L’intelligence artificielle s’intègre rapidement dans la vie quotidienne, les géants de la technologie investissant des milliards dans son développement. Malgré ces progrès, des problèmes de sécurité critiques persistent, comme en témoignent des expériences récentes démontrant avec quelle facilité des outils d’IA tels que ChatGPT et « AI Overview » de la recherche Google peuvent être exploités pour diffuser de la désinformation.
Le journaliste technique de la BBC, Thomas Germain, a révélé qu’il avait “piraté” ChatGPT en publiant un article fabriqué sur son site Web personnel affirmant qu’il était le meilleur mangeur de hot-dogs compétitif au monde. En 24 heures, ChatGPT et AI Overview de Google ont régurgité ces fausses informations comme des faits, soulignant un défaut fondamental : les systèmes d’IA acceptent facilement le contenu non vérifié du Web comme étant la vérité. Cela ne se limite pas à des exemples triviaux ; les entreprises manipulent déjà l’IA pour influencer les opinions sur la santé, la finance et d’autres sujets critiques.

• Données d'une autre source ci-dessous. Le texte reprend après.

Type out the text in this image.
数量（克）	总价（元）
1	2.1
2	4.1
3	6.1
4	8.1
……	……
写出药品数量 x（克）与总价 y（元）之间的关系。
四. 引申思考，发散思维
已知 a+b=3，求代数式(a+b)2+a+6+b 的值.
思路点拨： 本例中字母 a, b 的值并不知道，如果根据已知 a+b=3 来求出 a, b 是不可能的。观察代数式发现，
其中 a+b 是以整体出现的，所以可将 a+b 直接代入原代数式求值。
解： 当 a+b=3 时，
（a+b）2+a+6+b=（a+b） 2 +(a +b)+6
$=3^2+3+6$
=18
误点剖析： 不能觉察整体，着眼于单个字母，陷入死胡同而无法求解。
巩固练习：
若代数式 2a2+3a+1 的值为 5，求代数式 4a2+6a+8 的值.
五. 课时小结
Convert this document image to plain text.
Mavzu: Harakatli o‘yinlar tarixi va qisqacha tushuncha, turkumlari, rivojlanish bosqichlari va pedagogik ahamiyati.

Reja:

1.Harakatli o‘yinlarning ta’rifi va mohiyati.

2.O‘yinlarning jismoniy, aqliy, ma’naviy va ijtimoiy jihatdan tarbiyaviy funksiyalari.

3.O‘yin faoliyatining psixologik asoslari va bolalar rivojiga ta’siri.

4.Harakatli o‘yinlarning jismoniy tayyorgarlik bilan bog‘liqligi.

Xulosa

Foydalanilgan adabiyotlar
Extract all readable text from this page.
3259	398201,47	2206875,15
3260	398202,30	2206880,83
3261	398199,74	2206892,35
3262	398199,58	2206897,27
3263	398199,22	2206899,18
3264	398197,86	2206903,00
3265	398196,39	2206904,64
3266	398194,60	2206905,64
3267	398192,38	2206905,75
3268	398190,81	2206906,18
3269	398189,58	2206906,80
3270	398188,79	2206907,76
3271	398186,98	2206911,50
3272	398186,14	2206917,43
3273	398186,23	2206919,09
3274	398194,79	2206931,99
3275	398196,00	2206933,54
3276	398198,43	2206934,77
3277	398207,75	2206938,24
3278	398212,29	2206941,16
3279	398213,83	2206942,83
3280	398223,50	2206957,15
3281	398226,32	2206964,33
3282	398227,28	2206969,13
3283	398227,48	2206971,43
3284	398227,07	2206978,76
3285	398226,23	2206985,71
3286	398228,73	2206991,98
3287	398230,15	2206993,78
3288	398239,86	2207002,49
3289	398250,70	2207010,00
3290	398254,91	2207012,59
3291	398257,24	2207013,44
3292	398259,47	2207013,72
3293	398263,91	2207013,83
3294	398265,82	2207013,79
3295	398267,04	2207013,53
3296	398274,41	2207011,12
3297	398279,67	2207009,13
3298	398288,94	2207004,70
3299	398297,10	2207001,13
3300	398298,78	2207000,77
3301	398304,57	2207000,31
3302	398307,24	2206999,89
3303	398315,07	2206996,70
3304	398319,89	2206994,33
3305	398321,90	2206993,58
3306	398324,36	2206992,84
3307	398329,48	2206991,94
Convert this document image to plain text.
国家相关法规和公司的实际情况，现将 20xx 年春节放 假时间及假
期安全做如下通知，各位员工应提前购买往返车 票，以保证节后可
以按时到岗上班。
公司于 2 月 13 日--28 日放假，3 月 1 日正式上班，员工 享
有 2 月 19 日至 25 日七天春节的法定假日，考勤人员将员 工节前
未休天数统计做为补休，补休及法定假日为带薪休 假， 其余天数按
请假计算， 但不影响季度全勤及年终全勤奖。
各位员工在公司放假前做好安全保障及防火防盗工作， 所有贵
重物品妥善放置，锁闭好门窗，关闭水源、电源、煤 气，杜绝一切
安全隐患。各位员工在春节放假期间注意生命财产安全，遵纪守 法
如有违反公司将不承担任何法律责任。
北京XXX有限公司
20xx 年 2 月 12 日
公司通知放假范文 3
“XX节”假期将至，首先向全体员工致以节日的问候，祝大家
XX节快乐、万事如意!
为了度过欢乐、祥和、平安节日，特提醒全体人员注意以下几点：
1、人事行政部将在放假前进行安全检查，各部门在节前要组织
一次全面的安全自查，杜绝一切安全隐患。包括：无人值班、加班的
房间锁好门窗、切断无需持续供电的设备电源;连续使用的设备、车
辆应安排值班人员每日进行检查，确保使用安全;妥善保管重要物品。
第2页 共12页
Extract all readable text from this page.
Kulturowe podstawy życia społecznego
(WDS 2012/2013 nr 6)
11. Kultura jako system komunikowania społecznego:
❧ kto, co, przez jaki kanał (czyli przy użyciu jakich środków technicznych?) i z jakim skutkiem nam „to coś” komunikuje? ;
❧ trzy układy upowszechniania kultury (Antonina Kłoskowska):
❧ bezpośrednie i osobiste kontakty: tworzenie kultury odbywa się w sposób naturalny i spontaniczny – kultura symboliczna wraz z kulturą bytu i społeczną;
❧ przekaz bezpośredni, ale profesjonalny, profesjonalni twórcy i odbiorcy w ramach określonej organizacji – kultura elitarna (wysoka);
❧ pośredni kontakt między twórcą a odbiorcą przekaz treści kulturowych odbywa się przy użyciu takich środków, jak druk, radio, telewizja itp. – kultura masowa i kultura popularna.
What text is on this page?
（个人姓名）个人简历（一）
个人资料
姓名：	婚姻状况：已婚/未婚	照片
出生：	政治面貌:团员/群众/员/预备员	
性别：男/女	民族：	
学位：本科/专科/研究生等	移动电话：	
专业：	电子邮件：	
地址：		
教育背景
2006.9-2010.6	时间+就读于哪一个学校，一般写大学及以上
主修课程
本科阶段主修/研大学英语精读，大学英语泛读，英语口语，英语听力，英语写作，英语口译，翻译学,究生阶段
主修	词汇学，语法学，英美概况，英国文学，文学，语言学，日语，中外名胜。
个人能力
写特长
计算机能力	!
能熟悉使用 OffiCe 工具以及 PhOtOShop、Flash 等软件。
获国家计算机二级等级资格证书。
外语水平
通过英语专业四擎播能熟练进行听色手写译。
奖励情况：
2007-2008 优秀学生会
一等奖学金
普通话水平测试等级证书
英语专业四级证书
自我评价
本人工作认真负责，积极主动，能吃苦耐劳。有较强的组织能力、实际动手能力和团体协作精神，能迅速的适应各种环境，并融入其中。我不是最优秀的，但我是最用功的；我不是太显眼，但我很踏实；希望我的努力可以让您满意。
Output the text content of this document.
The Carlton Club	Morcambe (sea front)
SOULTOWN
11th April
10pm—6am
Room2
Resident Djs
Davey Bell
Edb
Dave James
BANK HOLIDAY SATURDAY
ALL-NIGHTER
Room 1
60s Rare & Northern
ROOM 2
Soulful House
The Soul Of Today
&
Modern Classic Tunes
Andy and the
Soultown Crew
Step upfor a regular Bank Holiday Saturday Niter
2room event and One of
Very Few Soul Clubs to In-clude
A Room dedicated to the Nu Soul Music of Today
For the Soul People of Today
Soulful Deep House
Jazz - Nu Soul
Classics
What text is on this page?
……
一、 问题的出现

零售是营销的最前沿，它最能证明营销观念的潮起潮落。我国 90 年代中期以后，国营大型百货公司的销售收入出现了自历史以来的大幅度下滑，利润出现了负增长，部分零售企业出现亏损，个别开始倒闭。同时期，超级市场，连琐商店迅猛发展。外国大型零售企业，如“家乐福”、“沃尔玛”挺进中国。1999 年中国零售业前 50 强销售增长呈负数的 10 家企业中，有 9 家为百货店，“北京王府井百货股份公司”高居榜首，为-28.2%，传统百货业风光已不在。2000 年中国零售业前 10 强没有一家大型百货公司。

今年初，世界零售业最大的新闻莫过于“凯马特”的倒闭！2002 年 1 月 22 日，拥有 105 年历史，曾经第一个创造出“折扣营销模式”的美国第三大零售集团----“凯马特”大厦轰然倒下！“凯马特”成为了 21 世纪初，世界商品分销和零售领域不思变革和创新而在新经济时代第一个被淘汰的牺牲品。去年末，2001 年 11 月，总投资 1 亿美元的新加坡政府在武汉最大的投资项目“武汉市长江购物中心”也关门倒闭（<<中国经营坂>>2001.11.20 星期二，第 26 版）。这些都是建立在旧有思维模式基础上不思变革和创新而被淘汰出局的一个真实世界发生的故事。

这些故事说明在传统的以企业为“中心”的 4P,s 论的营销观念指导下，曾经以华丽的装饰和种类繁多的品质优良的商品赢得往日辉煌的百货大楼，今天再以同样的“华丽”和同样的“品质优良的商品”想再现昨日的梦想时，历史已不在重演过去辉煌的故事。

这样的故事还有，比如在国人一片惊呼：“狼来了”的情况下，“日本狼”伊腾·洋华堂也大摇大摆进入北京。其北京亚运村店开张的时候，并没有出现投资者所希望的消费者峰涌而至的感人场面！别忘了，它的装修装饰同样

Le problème vient du fonctionnement des aperçus IA. Les premières itérations de l’IA de Google n’étaient pas fiables, recommandant parfois des actions dangereuses comme l’ajout de colle à la pizza pour empêcher le fromage de glisser. Alors que les entreprises prétendent travailler sur des correctifs, les experts affirment que les solutions actuelles sont insuffisantes. Le problème ne concerne pas seulement les réponses inexactes, mais aussi la manière dont l’IA fournit les informations. Contrairement aux résultats de recherche traditionnels qui renvoient à des sources, l’IA présente souvent ses résultats comme une vérité absolue, réduisant ainsi le scepticisme des utilisateurs.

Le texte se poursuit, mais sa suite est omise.